This year Christmas and Chinese New Year are only 20 days apart. Usually before Christmas, suppliers won’t produce any inventory and then right before Chinese New Year, everything is going to stop for two weeks. In between here and there, the supply side is going to slow down and from a demand side and market side. They are not taking in as much as they want to. We are caught in between the whole month of December and January. There will be some slowing down. The demand is there but it is not where it was before 2008, and also the real fear is if the euro keeps on falling apart, the LME price will make an adjustment. If the dollar gets strong, although we are not really as good as people think we are, compared to the Eurozone, we are still stronger than the euro. This could trigger another fallback of LME, and that would affect Shanghai and the COMEX. That is a big fear. I think overall, basically this year, 2011 is over. After Chinese New Year, it might start back aggressively toward the middle or end of February. This is for all grades of metals.

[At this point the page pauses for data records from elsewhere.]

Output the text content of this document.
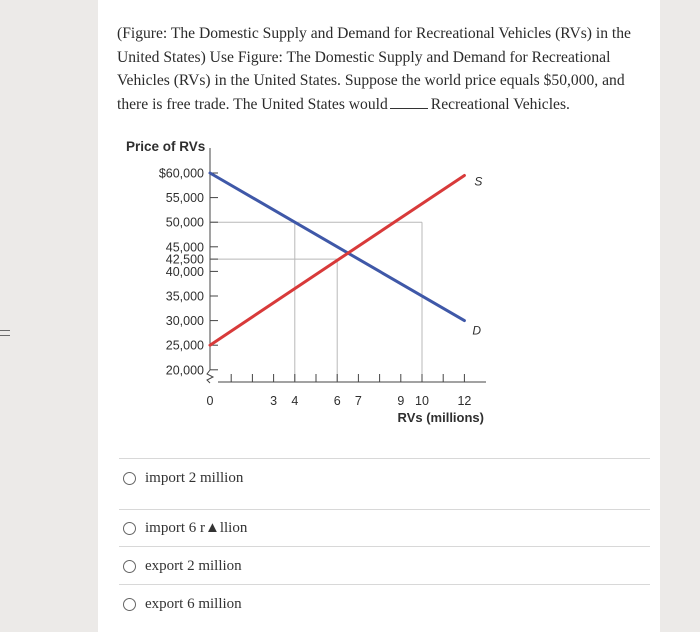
(Figure: The Domestic Supply and Demand for Recreational Vehicles (RVs) in the United States) Use Figure: The Domestic Supply and Demand for Recreational Vehicles (RVs) in the United States. Suppose the world price equals $50,000, and there is free trade. The United States would	Recreational Vehicles.
Price of RVs
$60,000
55,000
50,000
45,000
42,500
40,000
35,000
30,000
25,000
20,000
0	3 4	6 7	9 10 12
D
S
RVs (millions)
import 2 million
import 6 r▲llion
export 2 million
export 6 million
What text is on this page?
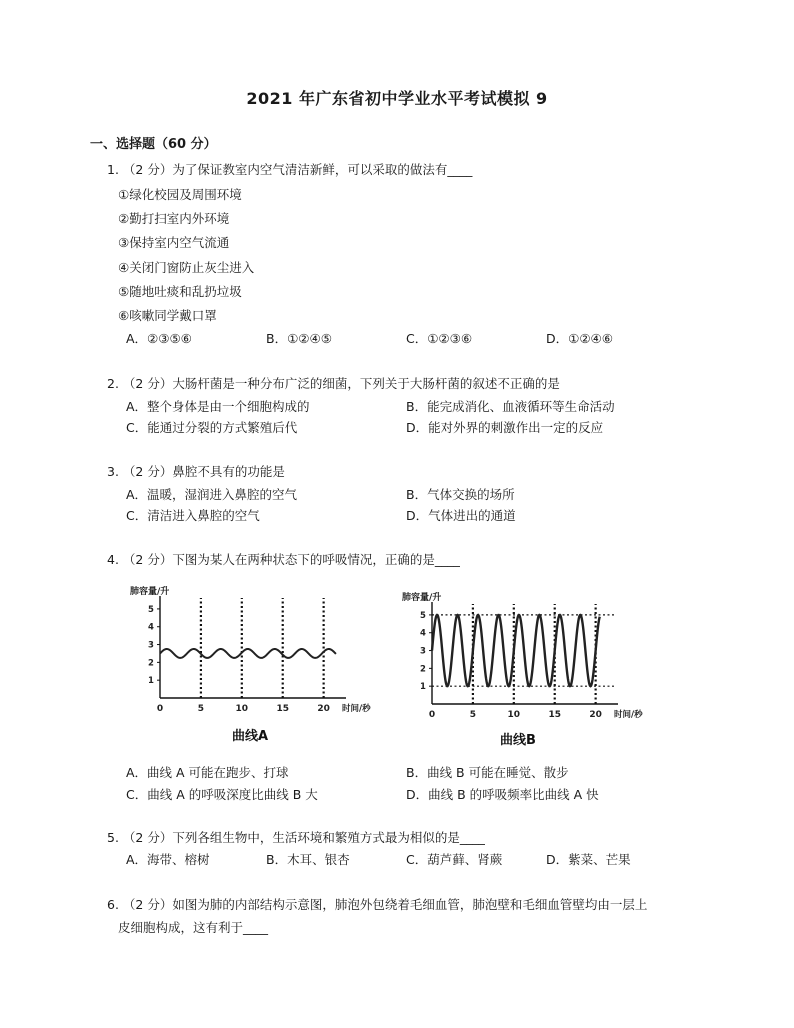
2021 年广东省初中学业水平考试模拟 9
一、选择题（60 分）
1. （2 分）为了保证教室内空气清洁新鲜，可以采取的做法有____
①绿化校园及周围环境
②勤打扫室内外环境
③保持室内空气流通
④关闭门窗防止灰尘进入
⑤随地吐痰和乱扔垃圾
⑥咳嗽同学戴口罩
A．②③⑤⑥	B．①②④⑤	C．①②③⑥	D．①②④⑥
2. （2 分）大肠杆菌是一种分布广泛的细菌，下列关于大肠杆菌的叙述不正确的是
A．整个身体是由一个细胞构成的	B．能完成消化、血液循环等生命活动
C．能通过分裂的方式繁殖后代	D．能对外界的刺激作出一定的反应
3. （2 分）鼻腔不具有的功能是
A．温暖，湿润进入鼻腔的空气	B．气体交换的场所
C．清洁进入鼻腔的空气	D．气体进出的通道
4. （2 分）下图为某人在两种状态下的呼吸情况，正确的是____
肺容量/升
1
2
3
4
5
0	5	10	15	20 时间/秒
曲线A
肺容量/升
1
2
3
4
5
0	5	10	15	20 时间/秒
曲线B
A．曲线 A 可能在跑步、打球	B．曲线 B 可能在睡觉、散步
C．曲线 A 的呼吸深度比曲线 B 大	D．曲线 B 的呼吸频率比曲线 A 快
5. （2 分）下列各组生物中，生活环境和繁殖方式最为相似的是____
A．海带、榕树	B．木耳、银杏	C．葫芦藓、肾蕨	D．紫菜、芒果
6. （2 分）如图为肺的内部结构示意图，肺泡外包绕着毛细血管，肺泡壁和毛细血管壁均由一层上
皮细胞构成，这有利于____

The low demand and low supply means the market will keep a balance. We have seen copper prices jump up the last two days. (Nov. 30 and Dec. 1). The secondary market has not experienced the same percentage of increment as we have seen on the LME or COMEX. It is that more consumers are coming out and buying. I think that what they have seen is the slowing down of inflow.
Material is coming out, but is still not really in big quantities. We can negotiate a price every minute, but as for the financial situation, there is no negotiation. You are either dealing with a customer with money, or you are waiting 30-45 days later to get paid. It is a judgment call. I think most people would rather sell to a guaranteed payment. After 2008, we have seen less and less newcomers to the market.
I can see that especially from China, this is a very common practice in the banking industry where before the Chinese New Year they will hold back on commercial loans. All the loans will have to be paid back. People may be short on cash.
I think before the Chinese New Year, probably nothing will change. The hiking of COMEX and LME concerns me. It doesn’t seem like there is any good news in the market. There is no good demand or new projects taking place. The Indian market seems to be very, very quiet.